Foi um
contacto simples, de uma entidade que não reconheci mas cuja mensagem abri por
impulso. Recuei vários anos no tempo.
"Exma. …,
moradora na Praceta tal"
Eu, mas
noutra vida.
Respondi,
esclarecendo que já há muito que não residia nesse local e que todas as
questões do imóvel em causa já não me diziam respeito. Além disso, só abro esta
caixa de email uma vez no ano, de tão antiga que é. Seguiu-se uma resposta
cordial e rápida:
"Desculpe,
mas é que temos aqui o seu contacto associado a essa moradia."
E com muita
simpatia se despediu a senhora que precisava de desligar não sei que utilidades
num apartamento onde um dia morei, nessa cidade que ainda hoje me engasga o
coração se lhe respiro o ar.
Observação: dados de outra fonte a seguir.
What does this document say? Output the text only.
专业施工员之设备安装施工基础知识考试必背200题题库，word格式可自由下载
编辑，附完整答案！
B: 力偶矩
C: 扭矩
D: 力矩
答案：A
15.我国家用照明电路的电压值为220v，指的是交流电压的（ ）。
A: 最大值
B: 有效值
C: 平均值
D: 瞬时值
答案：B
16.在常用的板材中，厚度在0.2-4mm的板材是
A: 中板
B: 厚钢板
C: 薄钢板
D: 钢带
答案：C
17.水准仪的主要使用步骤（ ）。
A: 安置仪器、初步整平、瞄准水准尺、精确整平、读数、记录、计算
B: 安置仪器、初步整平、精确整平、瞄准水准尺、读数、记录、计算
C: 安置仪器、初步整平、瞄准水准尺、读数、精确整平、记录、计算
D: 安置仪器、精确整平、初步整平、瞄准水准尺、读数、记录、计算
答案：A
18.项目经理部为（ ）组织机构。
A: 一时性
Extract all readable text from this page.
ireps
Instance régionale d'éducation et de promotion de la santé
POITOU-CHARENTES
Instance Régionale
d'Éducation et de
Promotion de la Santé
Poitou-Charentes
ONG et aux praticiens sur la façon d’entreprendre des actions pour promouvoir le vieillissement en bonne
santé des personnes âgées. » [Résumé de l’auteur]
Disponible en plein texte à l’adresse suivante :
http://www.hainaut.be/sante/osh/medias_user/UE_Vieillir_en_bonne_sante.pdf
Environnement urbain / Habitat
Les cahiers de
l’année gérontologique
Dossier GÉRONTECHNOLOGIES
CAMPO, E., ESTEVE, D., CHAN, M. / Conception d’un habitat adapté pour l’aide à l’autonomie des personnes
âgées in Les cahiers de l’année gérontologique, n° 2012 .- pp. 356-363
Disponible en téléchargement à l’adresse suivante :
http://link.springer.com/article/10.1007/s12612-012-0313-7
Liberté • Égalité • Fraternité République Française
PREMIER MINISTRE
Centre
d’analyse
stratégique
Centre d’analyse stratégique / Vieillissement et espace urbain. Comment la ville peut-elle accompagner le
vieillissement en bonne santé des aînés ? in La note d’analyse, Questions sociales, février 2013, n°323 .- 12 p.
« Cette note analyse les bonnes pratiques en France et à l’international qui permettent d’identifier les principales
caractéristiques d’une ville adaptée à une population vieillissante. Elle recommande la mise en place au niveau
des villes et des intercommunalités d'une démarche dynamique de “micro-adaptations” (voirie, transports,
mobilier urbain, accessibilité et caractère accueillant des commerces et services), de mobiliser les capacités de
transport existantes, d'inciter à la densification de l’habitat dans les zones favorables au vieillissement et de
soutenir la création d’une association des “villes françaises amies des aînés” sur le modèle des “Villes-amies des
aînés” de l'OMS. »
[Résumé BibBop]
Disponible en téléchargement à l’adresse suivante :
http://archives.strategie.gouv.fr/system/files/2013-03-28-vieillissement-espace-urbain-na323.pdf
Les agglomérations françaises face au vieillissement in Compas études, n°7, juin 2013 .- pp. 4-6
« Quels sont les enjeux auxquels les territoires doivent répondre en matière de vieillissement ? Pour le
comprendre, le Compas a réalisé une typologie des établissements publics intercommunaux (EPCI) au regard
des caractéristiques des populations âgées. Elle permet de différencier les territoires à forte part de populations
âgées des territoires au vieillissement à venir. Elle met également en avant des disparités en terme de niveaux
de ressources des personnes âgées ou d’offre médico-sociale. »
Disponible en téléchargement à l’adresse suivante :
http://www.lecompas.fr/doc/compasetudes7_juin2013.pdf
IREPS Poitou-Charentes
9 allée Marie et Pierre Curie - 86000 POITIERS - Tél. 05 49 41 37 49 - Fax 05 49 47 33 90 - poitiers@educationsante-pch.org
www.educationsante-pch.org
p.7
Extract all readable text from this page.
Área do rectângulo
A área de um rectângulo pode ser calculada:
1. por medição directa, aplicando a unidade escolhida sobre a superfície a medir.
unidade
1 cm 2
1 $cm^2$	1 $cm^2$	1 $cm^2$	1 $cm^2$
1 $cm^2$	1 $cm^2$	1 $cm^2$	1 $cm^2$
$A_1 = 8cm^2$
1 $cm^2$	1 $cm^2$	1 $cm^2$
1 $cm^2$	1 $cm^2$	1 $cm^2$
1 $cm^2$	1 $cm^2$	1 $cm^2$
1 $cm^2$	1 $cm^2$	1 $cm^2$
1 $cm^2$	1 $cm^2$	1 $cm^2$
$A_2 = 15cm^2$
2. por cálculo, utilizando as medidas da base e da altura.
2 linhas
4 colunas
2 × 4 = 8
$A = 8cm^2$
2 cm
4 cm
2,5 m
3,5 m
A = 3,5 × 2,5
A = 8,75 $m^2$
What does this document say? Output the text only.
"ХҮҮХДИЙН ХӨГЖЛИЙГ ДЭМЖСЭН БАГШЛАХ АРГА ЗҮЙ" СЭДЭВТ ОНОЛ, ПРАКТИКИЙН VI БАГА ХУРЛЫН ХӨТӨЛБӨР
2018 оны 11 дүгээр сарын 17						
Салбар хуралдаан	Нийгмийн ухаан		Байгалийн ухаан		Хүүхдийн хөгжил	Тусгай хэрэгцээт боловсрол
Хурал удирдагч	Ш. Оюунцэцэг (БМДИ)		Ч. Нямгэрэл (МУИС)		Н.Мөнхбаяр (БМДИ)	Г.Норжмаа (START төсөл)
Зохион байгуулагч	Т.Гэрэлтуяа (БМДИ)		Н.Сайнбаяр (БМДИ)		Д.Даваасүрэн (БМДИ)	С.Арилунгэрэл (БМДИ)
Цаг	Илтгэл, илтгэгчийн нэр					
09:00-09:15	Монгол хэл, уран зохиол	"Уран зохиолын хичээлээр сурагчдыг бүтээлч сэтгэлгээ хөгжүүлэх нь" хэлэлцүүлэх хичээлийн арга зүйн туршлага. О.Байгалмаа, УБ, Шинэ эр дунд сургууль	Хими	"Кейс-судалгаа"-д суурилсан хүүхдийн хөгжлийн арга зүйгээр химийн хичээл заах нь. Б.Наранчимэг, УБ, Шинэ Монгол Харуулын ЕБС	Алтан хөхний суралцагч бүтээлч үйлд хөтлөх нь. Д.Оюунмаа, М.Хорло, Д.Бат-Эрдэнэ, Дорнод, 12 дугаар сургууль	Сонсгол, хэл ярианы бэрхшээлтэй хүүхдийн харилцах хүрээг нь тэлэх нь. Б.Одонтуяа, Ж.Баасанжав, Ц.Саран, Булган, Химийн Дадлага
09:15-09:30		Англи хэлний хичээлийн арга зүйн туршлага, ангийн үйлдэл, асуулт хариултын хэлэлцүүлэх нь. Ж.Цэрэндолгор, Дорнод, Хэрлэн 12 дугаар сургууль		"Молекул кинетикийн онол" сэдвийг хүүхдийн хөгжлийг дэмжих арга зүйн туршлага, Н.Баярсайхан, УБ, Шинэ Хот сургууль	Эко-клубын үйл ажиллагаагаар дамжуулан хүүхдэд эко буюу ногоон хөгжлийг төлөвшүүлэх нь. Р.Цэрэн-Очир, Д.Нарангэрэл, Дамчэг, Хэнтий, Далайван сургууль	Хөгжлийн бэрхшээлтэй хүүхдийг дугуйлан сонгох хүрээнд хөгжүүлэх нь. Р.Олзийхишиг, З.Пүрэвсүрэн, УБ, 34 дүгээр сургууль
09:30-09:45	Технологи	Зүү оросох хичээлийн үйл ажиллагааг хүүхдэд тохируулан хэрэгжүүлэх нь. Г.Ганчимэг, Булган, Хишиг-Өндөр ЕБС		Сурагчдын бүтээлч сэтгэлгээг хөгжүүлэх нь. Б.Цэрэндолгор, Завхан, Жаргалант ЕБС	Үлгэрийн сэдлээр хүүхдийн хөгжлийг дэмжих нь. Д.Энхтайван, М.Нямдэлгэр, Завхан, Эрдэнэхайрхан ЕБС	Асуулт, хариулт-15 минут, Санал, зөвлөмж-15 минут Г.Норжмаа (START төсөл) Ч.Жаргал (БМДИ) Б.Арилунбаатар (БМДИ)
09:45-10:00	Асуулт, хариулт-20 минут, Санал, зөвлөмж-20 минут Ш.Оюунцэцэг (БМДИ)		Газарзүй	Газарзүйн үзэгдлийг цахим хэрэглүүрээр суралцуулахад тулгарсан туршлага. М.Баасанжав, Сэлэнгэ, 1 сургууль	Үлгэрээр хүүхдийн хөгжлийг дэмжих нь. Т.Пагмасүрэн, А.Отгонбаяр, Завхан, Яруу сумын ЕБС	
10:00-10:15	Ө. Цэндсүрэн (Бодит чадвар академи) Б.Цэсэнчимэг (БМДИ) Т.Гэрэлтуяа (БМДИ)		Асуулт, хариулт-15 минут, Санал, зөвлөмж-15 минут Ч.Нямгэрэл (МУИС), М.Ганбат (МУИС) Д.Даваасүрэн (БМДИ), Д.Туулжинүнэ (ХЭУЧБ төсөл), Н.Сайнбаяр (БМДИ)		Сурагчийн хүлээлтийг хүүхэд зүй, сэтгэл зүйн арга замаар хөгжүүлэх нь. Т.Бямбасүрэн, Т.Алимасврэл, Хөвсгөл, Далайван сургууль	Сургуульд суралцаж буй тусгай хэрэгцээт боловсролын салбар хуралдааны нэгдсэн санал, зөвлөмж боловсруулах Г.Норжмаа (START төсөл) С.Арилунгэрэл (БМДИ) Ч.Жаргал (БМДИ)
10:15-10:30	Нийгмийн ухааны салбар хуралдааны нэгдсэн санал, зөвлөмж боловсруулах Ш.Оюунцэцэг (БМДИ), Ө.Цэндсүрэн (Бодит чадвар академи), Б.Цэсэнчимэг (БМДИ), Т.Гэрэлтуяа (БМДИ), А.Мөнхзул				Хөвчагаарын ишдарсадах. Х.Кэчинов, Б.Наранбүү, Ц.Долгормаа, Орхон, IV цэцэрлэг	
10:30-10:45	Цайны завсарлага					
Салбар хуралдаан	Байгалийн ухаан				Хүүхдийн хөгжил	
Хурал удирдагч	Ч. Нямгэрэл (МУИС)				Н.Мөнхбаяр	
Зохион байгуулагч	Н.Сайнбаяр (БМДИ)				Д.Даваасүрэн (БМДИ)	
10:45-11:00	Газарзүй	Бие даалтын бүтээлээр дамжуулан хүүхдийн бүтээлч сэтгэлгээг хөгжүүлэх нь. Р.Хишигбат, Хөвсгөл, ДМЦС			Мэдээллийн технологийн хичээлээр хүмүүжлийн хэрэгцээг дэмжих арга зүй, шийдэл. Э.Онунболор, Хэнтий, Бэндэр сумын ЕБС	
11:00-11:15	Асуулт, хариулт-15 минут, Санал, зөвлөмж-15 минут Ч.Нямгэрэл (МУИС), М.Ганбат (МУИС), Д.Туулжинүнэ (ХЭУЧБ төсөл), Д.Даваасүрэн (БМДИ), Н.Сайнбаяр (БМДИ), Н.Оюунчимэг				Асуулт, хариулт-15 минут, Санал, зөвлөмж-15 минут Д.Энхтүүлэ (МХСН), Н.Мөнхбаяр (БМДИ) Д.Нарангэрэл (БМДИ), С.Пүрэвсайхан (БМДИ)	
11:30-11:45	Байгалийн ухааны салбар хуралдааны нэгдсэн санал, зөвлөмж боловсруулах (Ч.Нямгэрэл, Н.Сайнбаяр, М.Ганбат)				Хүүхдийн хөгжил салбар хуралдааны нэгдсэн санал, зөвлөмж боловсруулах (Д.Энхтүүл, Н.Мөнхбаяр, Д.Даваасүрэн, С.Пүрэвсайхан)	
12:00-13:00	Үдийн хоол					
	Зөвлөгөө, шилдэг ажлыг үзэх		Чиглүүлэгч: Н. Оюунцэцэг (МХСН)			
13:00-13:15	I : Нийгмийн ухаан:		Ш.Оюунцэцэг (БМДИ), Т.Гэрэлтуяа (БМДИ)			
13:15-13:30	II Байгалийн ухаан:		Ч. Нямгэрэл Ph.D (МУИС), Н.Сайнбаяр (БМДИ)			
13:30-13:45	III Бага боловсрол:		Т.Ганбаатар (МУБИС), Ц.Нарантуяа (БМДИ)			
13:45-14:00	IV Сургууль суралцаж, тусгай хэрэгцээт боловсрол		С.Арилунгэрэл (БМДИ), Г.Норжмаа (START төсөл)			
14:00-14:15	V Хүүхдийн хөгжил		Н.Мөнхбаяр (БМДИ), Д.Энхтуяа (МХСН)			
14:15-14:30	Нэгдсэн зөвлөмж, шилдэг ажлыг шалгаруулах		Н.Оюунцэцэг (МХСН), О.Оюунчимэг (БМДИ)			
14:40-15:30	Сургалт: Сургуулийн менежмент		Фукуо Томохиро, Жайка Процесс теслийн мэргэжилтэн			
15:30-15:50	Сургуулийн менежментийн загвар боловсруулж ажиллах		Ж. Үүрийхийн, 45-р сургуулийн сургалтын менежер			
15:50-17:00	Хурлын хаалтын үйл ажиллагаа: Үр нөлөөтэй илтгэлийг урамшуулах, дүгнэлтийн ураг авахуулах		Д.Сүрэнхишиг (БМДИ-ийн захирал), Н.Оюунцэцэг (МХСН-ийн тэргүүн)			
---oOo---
Não porque não goste dela. Gosto de tudo. Do
sotaque das pessoas, que "falam pouco e pensam muito", da cor luminosa
das casas, das "catedrais submersas que escondem outro segredo", dos
novelos pequeninos, do cheiro a incensos e a outras árvores, do horizonte largo
onde nada se vê mas tudo se adivinha.
Vi-me outra
vez na Praceta, sentindo-me na época muito adulta, eu pela primeira vez docente
(com a agravante dos alunos serem todos mais velhos do que eu), eu pela
primeira vez cozinheira todos os dias e não só no nome, eu pela primeira vez com
uma casa só minha quando antes passara a vida a dividi-la, eu pela primeira vez
num local de duvidosas cores e oblíquas janelas, mas que interessava isso se
tinha outras contrapartidas. Recordo que lá deixei um aquário (onde jamais
coloquei peixes, porque me fazia tanta pena que não nadassem no mar!) e um
armário onde nunca tive nada a não ser livros e cds, porque quase todas as
roupas que tinha eram casacos, já que toda a vida morri de frio ("oh
menina isso é falta de um colinho!" dizia a velhota da esquina a mim e às
crianças da escola da Praceta, também cheias de frio e encasacadas - não sei se
a velhota não teria razão...)
A Praceta, cheia
de grafittis, com má fama por causa dos assaltos, e dos adolescentes dados a
vícios de agulha, e dos imigrantes ilegais, e do multibanco sempre cheio de
esquemas, com o vidro todo partido e ganchos na máquina. A Praceta com atalhos
para o Jardim, um lugar magnífico, natural e cheiroso, mas onde não era boa
ideia passar sozinha à noite, porque se transformava: os arbustos que, durante
o dia, eram um palco luxuriante para a vida natural, à noite eram o esconderijo
de mil e um negócios pouco recomendáveis.
A Praceta
onde os músicos de muitas etnias iam buscar inspiração e de onde saíam em
bandos para as discotecas, africanas e cubanas, as mulheres lindíssimas e
risonhas, e eles verdadeiros heróis da salsa e da kizomba. A Praceta onde
martelava teclas a minha vizinha pianista, todo o dia, Lizst e Rachmaninov, um
dois três quatro, incessante, e chorava porque a música ainda “não estava bem”,
comendo em seguida quantidades descomunais de chocolates com saudades de casa,
chorando tanto como se a Europa de Leste fosse no planeta Marte.
A Praceta
onde aparecia o rapaz que dizia que era investigador, mas que tinha uma pele de
nómada e um olhar de deserto mais do que se fosse cigano; perdia uma imensidão
de horas fingindo que estava a apanhar joaninhas, mas na verdade esperava apenas
qualquer outra coisa que o vento lhe trouxesse, e que nunca soubemos o que era.
Que saudades,
de repente.
Creio bem que
foi nessa Praceta que deixei a meninice para trás e entrei na vida adulta em
pleno. Se é que alguma vez se deixa o que nunca se teve.